Disadvantages: Practically, pet store puppies are notorious for having health problems. Behaviorally, puppies are removed from their mother and litter before 8 weeks old, and are often housed and transported in ways that have been shown to encourage the development of behavioral issues. Typically, these puppies are off to a bad start any way you look at it. More broadly, you are perpetuating a horrific system. (If you aren’t familiar with the puppy mills/pet stores issue, Google it.)
Breeders range from people who casually breed 2 dogs of untested health and temperament, to people who have extensive knowledge of dog genetics, temperament, and the skills needed to promote healthy behavior in a litter of puppies. Breeders are discussed in more detail here.
Advantages: You can have a dog that looks exactly the way you like. Depending on the breeder, you could have extensive history of the dog, which can help predict health problems. Ideally, you should be able to meet both of a dog’s parents and assess their temperament. A good breeder will offer a health guarantee, assistance training the dog, and information about the breed and its suitability for your lifestyle.
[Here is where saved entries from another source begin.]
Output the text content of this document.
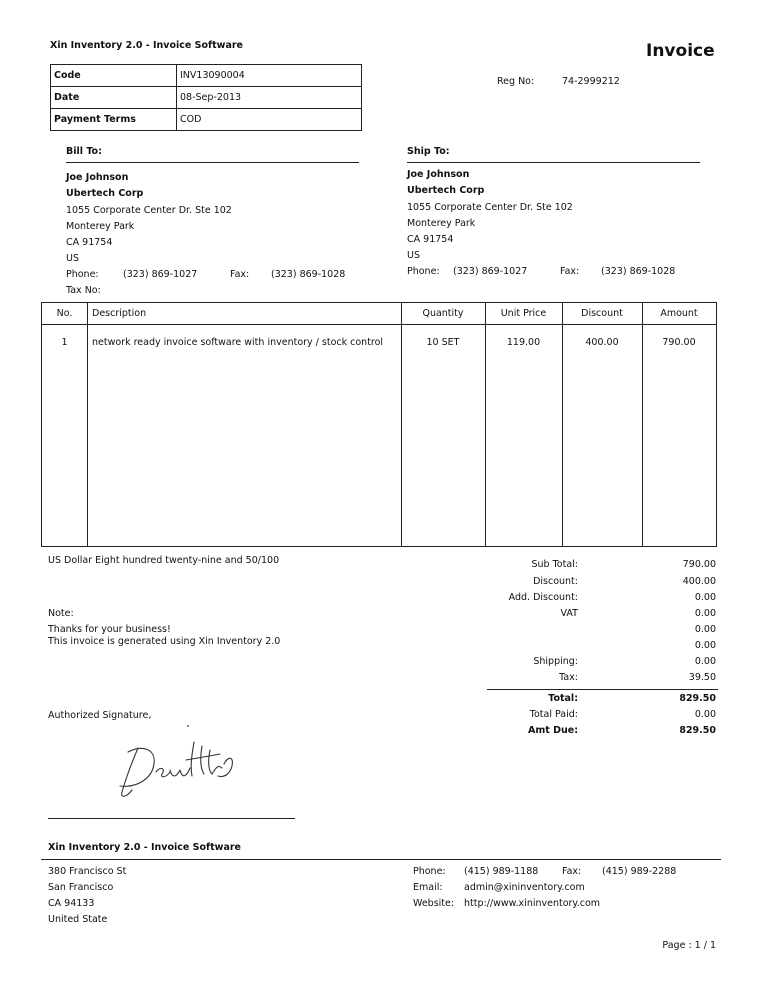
Xin Inventory 2.0 - Invoice Software	Invoice
Code	INV13090004
Date	08-Sep-2013
Payment Terms	COD
Reg No:	74-2999212
Bill To:
Joe Johnson
Ubertech Corp
1055 Corporate Center Dr. Ste 102
Monterey Park
CA 91754
US
Phone:	(323) 869-1027	Fax: (323) 869-1028
Tax No:
Ship To:
Joe Johnson
Ubertech Corp
1055 Corporate Center Dr. Ste 102
Monterey Park
CA 91754
US
Phone: (323) 869-1027	Fax: (323) 869-1028
No.	Description	Quantity	Unit Price	Discount	Amount
1	network ready invoice software with inventory / stock control	10 SET	119.00	400.00	790.00
US Dollar Eight hundred twenty-nine and 50/100
Note:
Thanks for your business!
This invoice is generated using Xin Inventory 2.0
Authorized Signature,
Sub Total:	790.00
Discount:	400.00
Add. Discount:	0.00
VAT	0.00
0.00
0.00
Shipping:	0.00
Tax:	39.50
Total:	829.50
Total Paid:	0.00
Amt Due:	829.50
Xin Inventory 2.0 - Invoice Software
380 Francisco St
San Francisco
CA 94133
United State
Phone: (415) 989-1188 Fax: (415) 989-2288
Email: admin@xininventory.com
Website: http://www.xininventory.com
Page : 1 / 1
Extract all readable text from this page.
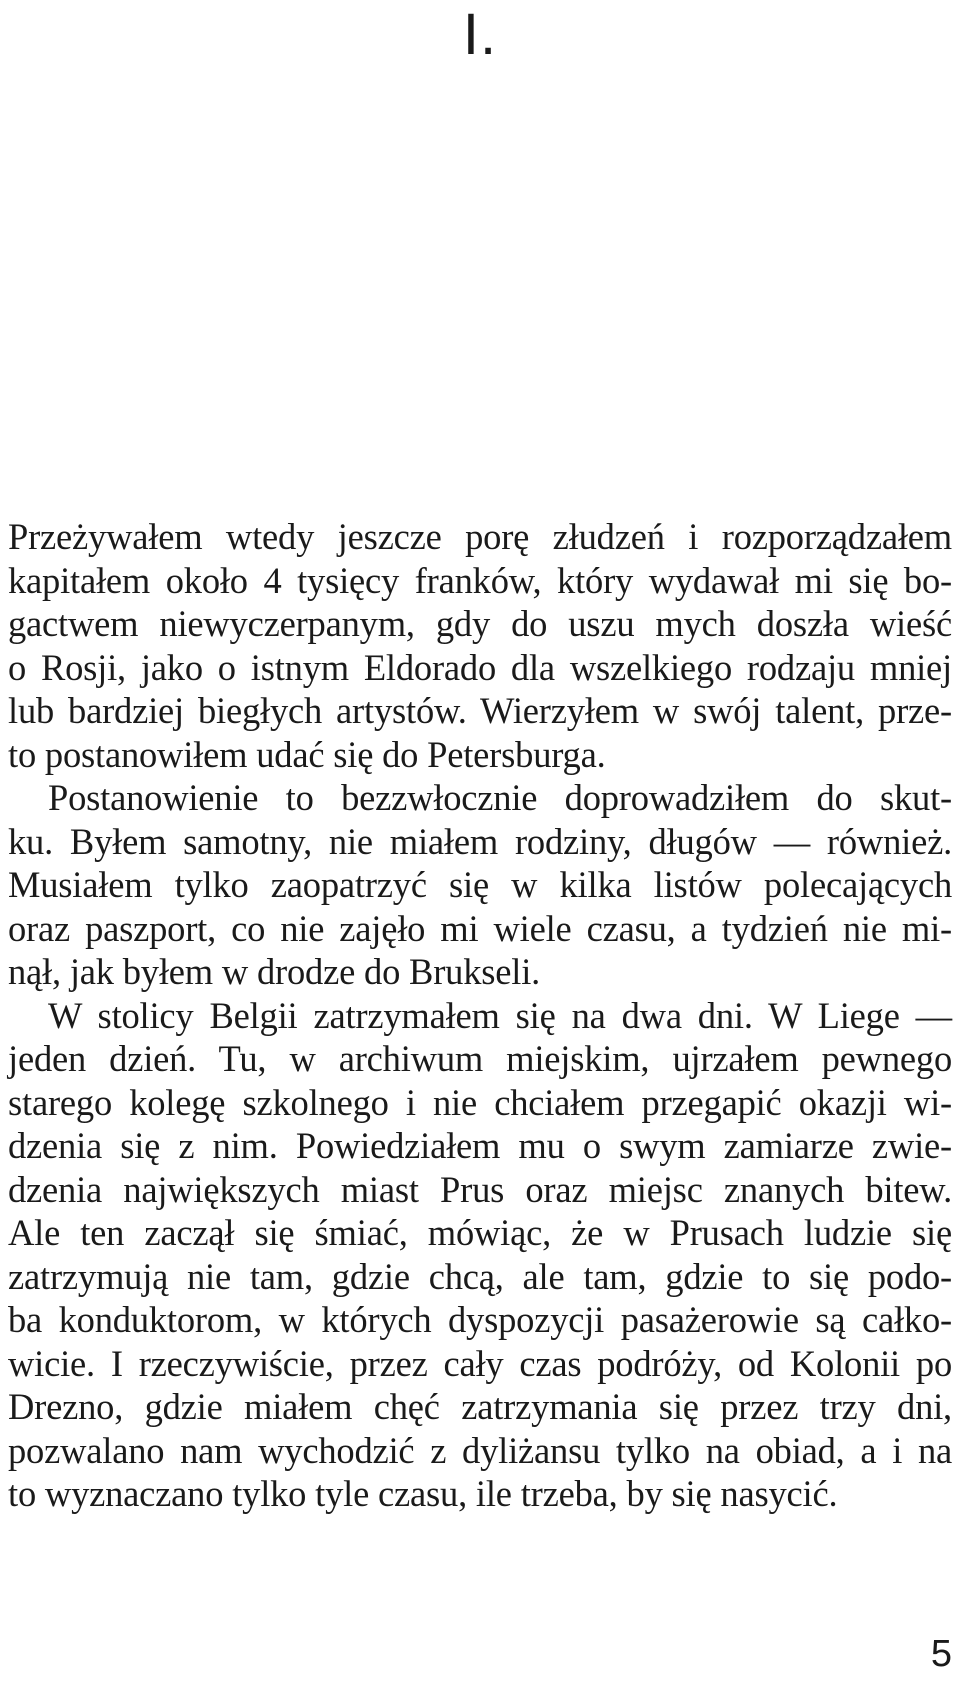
I.
Przeżywałem wtedy jeszcze porę złudzeń i rozporządzałem
kapitałem około 4 tysięcy franków, który wydawał mi się bo-
gactwem niewyczerpanym, gdy do uszu mych doszła wieść
o Rosji, jako o istnym Eldorado dla wszelkiego rodzaju mniej
lub bardziej biegłych artystów. Wierzyłem w swój talent, prze-
to postanowiłem udać się do Petersburga.
Postanowienie to bezzwłocznie doprowadziłem do skut-
ku. Byłem samotny, nie miałem rodziny, długów — również.
Musiałem tylko zaopatrzyć się w kilka listów polecających
oraz paszport, co nie zajęło mi wiele czasu, a tydzień nie mi-
nął, jak byłem w drodze do Brukseli.
W stolicy Belgii zatrzymałem się na dwa dni. W Liege —
jeden dzień. Tu, w archiwum miejskim, ujrzałem pewnego
starego kolegę szkolnego i nie chciałem przegapić okazji wi-
dzenia się z nim. Powiedziałem mu o swym zamiarze zwie-
dzenia największych miast Prus oraz miejsc znanych bitew.
Ale ten zaczął się śmiać, mówiąc, że w Prusach ludzie się
zatrzymują nie tam, gdzie chcą, ale tam, gdzie to się podo-
ba konduktorom, w których dyspozycji pasażerowie są całko-
wicie. I rzeczywiście, przez cały czas podróży, od Kolonii po
Drezno, gdzie miałem chęć zatrzymania się przez trzy dni,
pozwalano nam wychodzić z dyliżansu tylko na obiad, a i na
to wyznaczano tylko tyle czasu, ile trzeba, by się nasycić.
5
Some people like designer dogs, like the labradoodle, because these breeds purport to have the strengths of both breeds and none of the weaknesses.
Disadvantages: Unskilled or dishonest breeders can con people into spending a lot of money on a pure breed puppy or dog that later develops health problems or behavioral issues as a result of genetics or an unhealthy environment in early puppyhood. Poor breeding can result in dogs which do not match the breed standard in critical ways; for instance, herding breeds which do not have the stamina, temperament, or mental ability to learn to herd. Also, there are a lot of dogs that need homes already; by having one “created” for you, you are missing an opportunity to help some perfectly awesome dogs.
So, now that you have learned these ways of getting a dog, you should decide which one is best for you. Except for pet stores, because you are not an evil, foolish person.